“交易?”江栀意困惑地皱眉,“我们有什么能跟他交易的?”
“我告诉了他,我私藏宝物的地点,让他去找。”江锦年语气随意,“作为交换,他会给我们带一些治疗风寒的草药进来。”
“宝物?”江栀意更惊讶了,“你还有什么宝物是我不知道的?”
江锦年伸手,作势要敲她额头:“废话,我比你大这么多,难道还不能有点自己的私房东西了?”
江栀意想了想,确实,江锦年偶尔会单独出去很久。而且,她从来不会怀疑江锦年说的话。从小到大,江锦年从未对她说过谎——至少,在她记忆里没有。
“哦……”她信了,不再追问,只是往江锦年身边蹭了蹭,小声说,“那你要小心点,别被发现了。”
“嗯,睡吧,别担心。”江锦年拍了拍她的背,将她拢在怀里,用自己的体温温暖她。
黑暗中,江锦年感受着妹妹轻浅的呼吸,眼神里翻涌着孤注一掷的决绝。为了江栀意能活下去,他什么都可以做,什么都可以牺牲。
转机发生在在第二天白天。
上午,那个年轻看守正和其他几人一起清理场地、驱赶笼中妖族。不知因为什么琐事,又或许是瞧他软弱可欺,单纯发泄怨气,几人不由分说将他按在墙角一顿拳打脚踢。
那年轻看守被打得鼻青脸肿,过了许久,才挣扎着爬起来。他恶狠狠地瞪着那些人离开的方向,咬牙切齿地低声咒骂:“你们给我等着!”
这份无处发泄的怒火,让他立刻想到了昨晚那笔未完成的交易。
第84章无力
中午轮班时,年轻看守趁着四下无人注意,快速溜到江锦年的牢笼前,压低声音:“喂!昨晚说的,我同意!”
江锦年心中一紧,但他没有立刻答应,而是提出了自己的条件:“可以,不过,我有两个条件。
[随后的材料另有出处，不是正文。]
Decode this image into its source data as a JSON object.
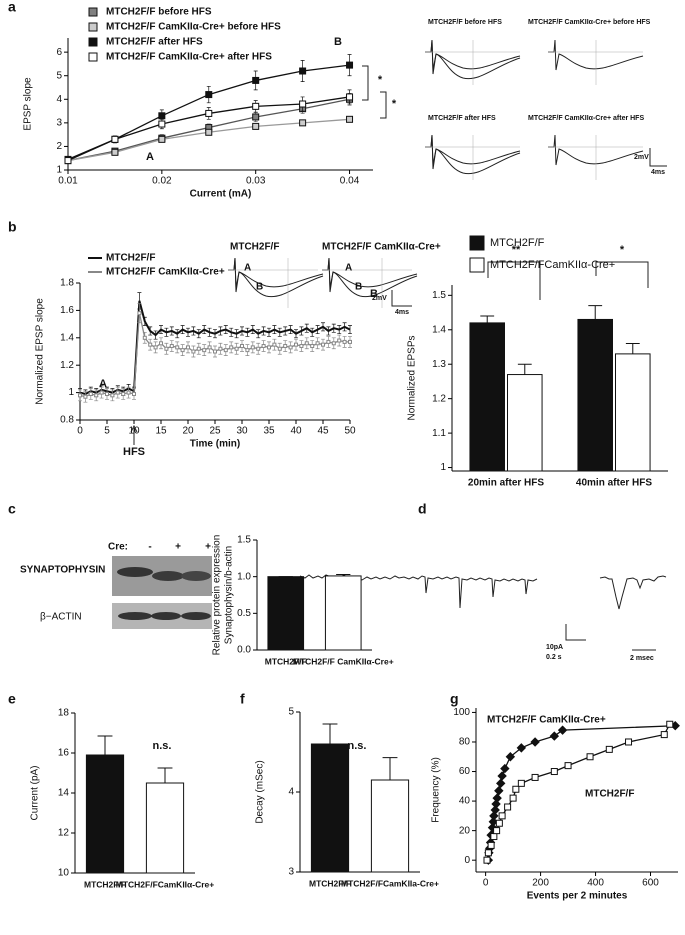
{
  "chart_data": [
    {
      "panel": "a",
      "type": "line",
      "xlabel": "Current (mA)",
      "ylabel": "EPSP slope",
      "x": [
        0.01,
        0.015,
        0.02,
        0.025,
        0.03,
        0.035,
        0.04
      ],
      "xlim": [
        0.01,
        0.0425
      ],
      "xticks": [
        0.01,
        0.02,
        0.03,
        0.04
      ],
      "ylim": [
        1,
        6.6
      ],
      "yticks": [
        1,
        2,
        3,
        4,
        5,
        6
      ],
      "legend": "upper left",
      "series": [
        {
          "name": "MTCH2F/F before HFS",
          "color": "#555555",
          "marker": "square",
          "marker_fill": "#808080",
          "values": [
            1.4,
            1.8,
            2.35,
            2.8,
            3.25,
            3.6,
            4.0
          ],
          "errors": [
            0.05,
            0.1,
            0.15,
            0.15,
            0.2,
            0.2,
            0.25
          ]
        },
        {
          "name": "MTCH2F/F CamKIIα-Cre+ before HFS",
          "color": "#999999",
          "marker": "square",
          "marker_fill": "#cccccc",
          "values": [
            1.4,
            1.75,
            2.3,
            2.6,
            2.85,
            3.0,
            3.15
          ],
          "errors": [
            0.05,
            0.1,
            0.1,
            0.12,
            0.12,
            0.12,
            0.12
          ]
        },
        {
          "name": "MTCH2F/F after HFS",
          "color": "#111111",
          "marker": "square",
          "marker_fill": "#111111",
          "values": [
            1.45,
            2.3,
            3.3,
            4.2,
            4.8,
            5.2,
            5.45
          ],
          "errors": [
            0.05,
            0.15,
            0.25,
            0.35,
            0.4,
            0.45,
            0.45
          ]
        },
        {
          "name": "MTCH2F/F CamKIIα-Cre+ after HFS",
          "color": "#111111",
          "marker": "square",
          "marker_fill": "#ffffff",
          "values": [
            1.4,
            2.3,
            2.95,
            3.4,
            3.7,
            3.8,
            4.1
          ],
          "errors": [
            0.05,
            0.12,
            0.2,
            0.25,
            0.25,
            0.3,
            0.3
          ]
        }
      ],
      "annotations": [
        "A",
        "B",
        "*",
        "*"
      ]
    },
    {
      "panel": "b",
      "type": "line",
      "xlabel": "Time (min)",
      "ylabel": "Normalized EPSP slope",
      "x": [
        0,
        1,
        2,
        3,
        4,
        5,
        6,
        7,
        8,
        9,
        10,
        11,
        12,
        13,
        14,
        15,
        16,
        17,
        18,
        19,
        20,
        21,
        22,
        23,
        24,
        25,
        26,
        27,
        28,
        29,
        30,
        31,
        32,
        33,
        34,
        35,
        36,
        37,
        38,
        39,
        40,
        41,
        42,
        43,
        44,
        45,
        46,
        47,
        48,
        49,
        50
      ],
      "xlim": [
        0,
        50
      ],
      "xticks": [
        0,
        5,
        10,
        15,
        20,
        25,
        30,
        35,
        40,
        45,
        50
      ],
      "ylim": [
        0.8,
        1.8
      ],
      "yticks": [
        0.8,
        1,
        1.2,
        1.4,
        1.6,
        1.8
      ],
      "legend": "upper left",
      "series": [
        {
          "name": "MTCH2F/F",
          "color": "#111111",
          "marker": "none",
          "values": [
            1.0,
            0.99,
            1.01,
            1.0,
            1.02,
            1.01,
            1.0,
            1.02,
            1.01,
            1.03,
            1.01,
            1.67,
            1.52,
            1.45,
            1.42,
            1.46,
            1.44,
            1.45,
            1.43,
            1.46,
            1.44,
            1.45,
            1.43,
            1.46,
            1.44,
            1.43,
            1.45,
            1.46,
            1.44,
            1.43,
            1.45,
            1.44,
            1.46,
            1.43,
            1.45,
            1.44,
            1.46,
            1.44,
            1.45,
            1.46,
            1.43,
            1.45,
            1.47,
            1.44,
            1.46,
            1.48,
            1.45,
            1.47,
            1.46,
            1.48,
            1.46
          ],
          "errors": [
            0.03,
            0.03,
            0.03,
            0.03,
            0.03,
            0.03,
            0.03,
            0.03,
            0.03,
            0.03,
            0.03,
            0.06,
            0.03,
            0.03,
            0.03,
            0.03,
            0.03,
            0.03,
            0.03,
            0.03,
            0.03,
            0.03,
            0.03,
            0.03,
            0.03,
            0.03,
            0.03,
            0.03,
            0.03,
            0.03,
            0.03,
            0.03,
            0.03,
            0.03,
            0.03,
            0.03,
            0.03,
            0.03,
            0.03,
            0.03,
            0.03,
            0.03,
            0.03,
            0.03,
            0.03,
            0.03,
            0.03,
            0.03,
            0.03,
            0.03,
            0.03
          ]
        },
        {
          "name": "MTCH2F/F CamKIIα-Cre+",
          "color": "#888888",
          "marker": "square",
          "marker_fill": "#ffffff",
          "values": [
            0.98,
            0.97,
            0.99,
            0.98,
            1.0,
            0.99,
            0.98,
            1.0,
            0.99,
            1.0,
            0.99,
            1.58,
            1.4,
            1.35,
            1.33,
            1.36,
            1.32,
            1.34,
            1.33,
            1.31,
            1.33,
            1.3,
            1.32,
            1.31,
            1.33,
            1.3,
            1.32,
            1.31,
            1.33,
            1.32,
            1.34,
            1.31,
            1.33,
            1.32,
            1.34,
            1.33,
            1.35,
            1.32,
            1.34,
            1.33,
            1.35,
            1.34,
            1.36,
            1.34,
            1.36,
            1.35,
            1.37,
            1.36,
            1.38,
            1.37,
            1.37
          ],
          "errors": [
            0.04,
            0.04,
            0.04,
            0.04,
            0.04,
            0.04,
            0.04,
            0.04,
            0.04,
            0.04,
            0.04,
            0.07,
            0.04,
            0.04,
            0.04,
            0.04,
            0.04,
            0.04,
            0.04,
            0.04,
            0.04,
            0.04,
            0.04,
            0.04,
            0.04,
            0.04,
            0.04,
            0.04,
            0.04,
            0.04,
            0.04,
            0.04,
            0.04,
            0.04,
            0.04,
            0.04,
            0.04,
            0.04,
            0.04,
            0.04,
            0.04,
            0.04,
            0.04,
            0.04,
            0.04,
            0.04,
            0.04,
            0.04,
            0.04,
            0.04,
            0.04
          ]
        }
      ],
      "annotations": [
        "A",
        "B",
        "HFS"
      ]
    },
    {
      "type": "bar",
      "ylabel": "Normalized EPSPs",
      "categories": [
        "20min after HFS",
        "40min after HFS"
      ],
      "ylim": [
        0.99,
        1.53
      ],
      "yticks": [
        1,
        1.1,
        1.2,
        1.3,
        1.4,
        1.5
      ],
      "legend": "top",
      "series": [
        {
          "name": "MTCH2F/F",
          "color": "#111111",
          "values": [
            1.42,
            1.43
          ],
          "errors": [
            0.02,
            0.04
          ]
        },
        {
          "name": "MTCH2F/FCamKIIα-Cre+",
          "color": "#ffffff",
          "values": [
            1.27,
            1.33
          ],
          "errors": [
            0.03,
            0.03
          ]
        }
      ],
      "annotations": [
        "**",
        "*"
      ]
    },
    {
      "type": "bar",
      "ylabel": [
        "Relative protein expression",
        "Synaptophysin/b-actin"
      ],
      "categories": [
        "MTCH2F/F",
        "MTCH2F/F CamKIIα-Cre+"
      ],
      "values": [
        1.0,
        1.01
      ],
      "errors": [
        0,
        0.02
      ],
      "colors": [
        "#111111",
        "#ffffff"
      ],
      "ylim": [
        0,
        1.5
      ],
      "yticks": [
        {
          "value": 0,
          "label": "0.0"
        },
        {
          "value": 0.5,
          "label": "0.5"
        },
        {
          "value": 1,
          "label": "1.0"
        },
        {
          "value": 1.5,
          "label": "1.5"
        }
      ]
    },
    {
      "panel": "e",
      "type": "bar",
      "ylabel": "Current (pA)",
      "categories": [
        "MTCH2F/F",
        "MTCH2F/FCamKIIα-Cre+"
      ],
      "values": [
        15.9,
        14.5
      ],
      "errors": [
        0.95,
        0.75
      ],
      "colors": [
        "#111111",
        "#ffffff"
      ],
      "ylim": [
        10,
        18
      ],
      "yticks": [
        10,
        12,
        14,
        16,
        18
      ],
      "annotations": [
        "n.s."
      ]
    },
    {
      "panel": "f",
      "type": "bar",
      "ylabel": "Decay (mSec)",
      "categories": [
        "MTCH2F/F",
        "MTCH2F/FCamKIIa-Cre+"
      ],
      "values": [
        4.6,
        4.15
      ],
      "errors": [
        0.25,
        0.28
      ],
      "colors": [
        "#111111",
        "#ffffff"
      ],
      "ylim": [
        3,
        5
      ],
      "yticks": [
        3,
        4,
        5
      ],
      "annotations": [
        "n.s."
      ]
    },
    {
      "panel": "g",
      "type": "scatter",
      "xlabel": "Events per 2 minutes",
      "ylabel": "Frequency (%)",
      "xlim": [
        -35,
        700
      ],
      "xticks": [
        0,
        200,
        400,
        600
      ],
      "ylim": [
        -8,
        103
      ],
      "yticks": [
        0,
        20,
        40,
        60,
        80,
        100
      ],
      "series": [
        {
          "name": "MTCH2F/F CamKIIα-Cre+",
          "color": "#111111",
          "marker": "diamond",
          "marker_fill": "#111111",
          "x": [
            10,
            12,
            15,
            18,
            20,
            25,
            28,
            30,
            35,
            38,
            42,
            48,
            55,
            60,
            70,
            90,
            130,
            180,
            250,
            280,
            690
          ],
          "values": [
            0,
            5,
            8,
            12,
            17,
            22,
            26,
            30,
            34,
            38,
            42,
            47,
            52,
            57,
            62,
            70,
            76,
            80,
            84,
            88,
            91
          ]
        },
        {
          "name": "MTCH2F/F",
          "color": "#111111",
          "marker": "square",
          "marker_fill": "#ffffff",
          "x": [
            5,
            10,
            20,
            30,
            40,
            50,
            60,
            80,
            100,
            110,
            130,
            180,
            250,
            300,
            380,
            450,
            520,
            650,
            670
          ],
          "values": [
            0,
            5,
            10,
            16,
            20,
            25,
            30,
            36,
            42,
            48,
            52,
            56,
            60,
            64,
            70,
            75,
            80,
            85,
            92
          ]
        }
      ]
    }
  ],
  "insets": {
    "a": [
      "MTCH2F/F before HFS",
      "MTCH2F/F CamKIIα-Cre+ before HFS",
      "MTCH2F/F after HFS",
      "MTCH2F/F CamKIIα-Cre+ after HFS",
      "2mV",
      "4ms"
    ],
    "b": [
      "MTCH2F/F",
      "MTCH2F/F CamKIIα-Cre+",
      "A",
      "B",
      "A",
      "B",
      "2mV",
      "4ms"
    ]
  },
  "blot": {
    "panel": "c",
    "cre_label": "Cre:",
    "lanes": [
      "-",
      "+",
      "+"
    ],
    "rows": [
      "SYNAPTOPHYSIN",
      "β−ACTIN"
    ]
  },
  "panel_d": {
    "panel": "d",
    "scale": [
      "10pA",
      "0.2 s",
      "2 msec"
    ]
  }
}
第一,我妹妹病了,你先想办法给她弄点治伤风的草药来。”
看守眉头一皱,却没打断。
“第二,”江锦年盯着他的眼睛,“偷偷地把我妹妹放出去。”
“放出去?”看守似乎愣了一下。
私放囚犯可是掉脑袋的罪名。但他转念一想,这笼子里每日都有病死、吓死的小妖,只是放走一个病恹恹的小丫头,少一个倒也不稀奇。况且若是能拿到江锦年的妖丹,便能报复那些欺辱过他的人。
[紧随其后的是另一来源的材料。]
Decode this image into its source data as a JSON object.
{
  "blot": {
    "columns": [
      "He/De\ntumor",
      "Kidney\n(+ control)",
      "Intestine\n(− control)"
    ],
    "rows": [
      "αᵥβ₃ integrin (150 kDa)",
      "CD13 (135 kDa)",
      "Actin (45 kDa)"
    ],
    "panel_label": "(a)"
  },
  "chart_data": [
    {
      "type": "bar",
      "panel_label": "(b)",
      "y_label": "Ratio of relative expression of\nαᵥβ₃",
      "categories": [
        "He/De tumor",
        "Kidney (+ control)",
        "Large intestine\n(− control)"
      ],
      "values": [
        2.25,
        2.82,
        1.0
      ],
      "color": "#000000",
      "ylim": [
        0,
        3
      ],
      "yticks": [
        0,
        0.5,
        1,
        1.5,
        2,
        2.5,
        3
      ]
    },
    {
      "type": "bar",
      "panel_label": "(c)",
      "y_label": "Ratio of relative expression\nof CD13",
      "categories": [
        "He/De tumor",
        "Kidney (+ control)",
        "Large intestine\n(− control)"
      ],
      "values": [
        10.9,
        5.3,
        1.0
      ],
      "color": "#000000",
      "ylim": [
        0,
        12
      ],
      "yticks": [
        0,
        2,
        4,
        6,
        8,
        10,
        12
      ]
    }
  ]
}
想通后,他咬了咬牙,点头:“好,我答应你。”他凑近铁栏,声音压得极低,“明天晚上三更,巡防的兄弟会去换班喝酒,看守最薄弱,到时候我会引开门口的守卫,把你妹妹放走。”
江锦年颔首:“那我明天晚上把妖丹给你。”
“就现在!”看守却猛地打断他,“我等不及明天晚上了!我现在就要!”
江锦年心头一震,现在就给妖丹?那栀意怎么办?药还没拿到,逃跑路线也没确认,现在给了,对方万一反悔……
他沉默着,脑海中飞速权衡。
“我退一步。”看守人见他犹豫,又补充道,“我不管你用什么方法,明天早上我要看到妖丹。”
江锦年的心沉到了谷底,对方
显然被殴打刺激得失去了耐心。把妖丹先交出去,无异于将全部希望寄托在对方的信誉上,风险巨大。
可是,他有选择吗?
明天就可能被送上角斗场,栀意病着,几乎没有生还的可能。
与其把妖丹留给斗妖场那些高层,不如……搏一搏。搏这个看守能遵守诺言,搏那一线渺茫的,能让栀意活下去的机会。
江锦年抬起头,眼底最后一丝犹豫褪去,只剩决绝:“好,一言为定。”
深夜,万籁俱寂。
江栀意在半梦半醒间,似乎听到一阵悉悉索索的声响,像是衣物摩擦,又像是极力压抑的闷哼,那声音带着一种难以言喻的痛苦和挣扎。
“江……江锦年?”江栀意迷迷糊糊地唤了一声。
“……嗯。”江锦年极其微弱的回应。
江栀意觉得这声音有点奇怪,她想睁开眼看看,但高烧带来的眩晕让她力不从心,很快又昏睡过去。
第二天早上,她是被轻轻摇醒的。江锦年将她半扶起来,手里拿着一个破碗,里面是带着药草味的汤水。
“栀意,醒醒,把这个喝了。”
江栀意迷迷糊糊地就着他的手喝了几口,苦涩的药汁让她皱了皱眉。她勉强睁开眼睛,看向江锦年。
江锦年的脸色,是她从未见过的难看。